Carolina llegó hace cuatro años a Nueva York, yo llegué un año después. Ella había habitado más casas y tenía más relaciones pero coincidíamos en cierta tristeza que nos dedicamos a deshebrar en equipo por un año. Aprendimos a catar mariguanas de la costa oeste para navegar la curiosidad que despertaba la exploración de nuestras respectivas soledades. Leíamos pasajes de Bill Viola y de Lina Meruane para amasarlos hasta que tuvieran forma de filosofía de vida. Tratábamos de perdonarnos, como alcohólicas en rehabilitación, las malas decisiones que cada una había tomado para hacer las paces con nuestra adultez.

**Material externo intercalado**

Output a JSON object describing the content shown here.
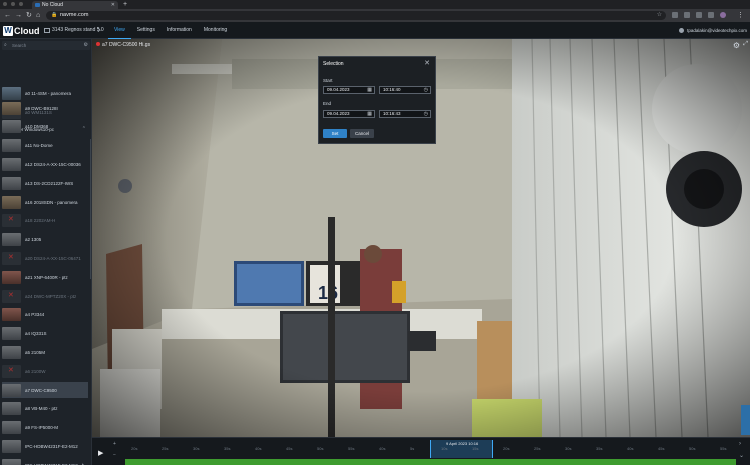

Hablábamos de nuestros exnovios y de la cocaína por la que nos dejaron. Dábamos vueltas y vueltas a la pista del parque McCarren en las madrugadas, mientras los hipsters blancos dormían; los detestábamos y nos atraían al mismo tiempo, debajo de esa contradicción envidiábamos la naturalidad con la que ellos se desenvolvían sin aparente nostalgia; nosotras no éramos suficientemente prácticas y éramos demasiado contemplativas.

Yo me encomendé a Carolina como a una tabla de salvación por mi dificultad para relacionarme con los habitantes de Nueva York. Si ella me quería y me valoraba, había una pizca de normalidad en mí. Fue la única persona a la que no tuve miedo de decepcionar; el único cuerpo que se observaba mutar con la misma paciencia que me escuchaba narrar las deformaciones propias.

Los platos se vaciaron. Llega un rubio que vive en una de las habitaciones del departamento. Entra a la cocina para tomar agua y le pregunta a Carolina por su día sin mirarme una sola vez. Ella no me presenta. Tengo que preguntarle al gringo a qué se dedica para intentar que me incluya en la conversación. Responde que es abogado para una organización que defiende algún tipo de derechos humanos y procede a ignorarme de nuevo. Cuando sale de la cocina exclamo que me parece guapo y ella me dice que él habla español. Ah, ¿sí? “Sí, bastante bien.”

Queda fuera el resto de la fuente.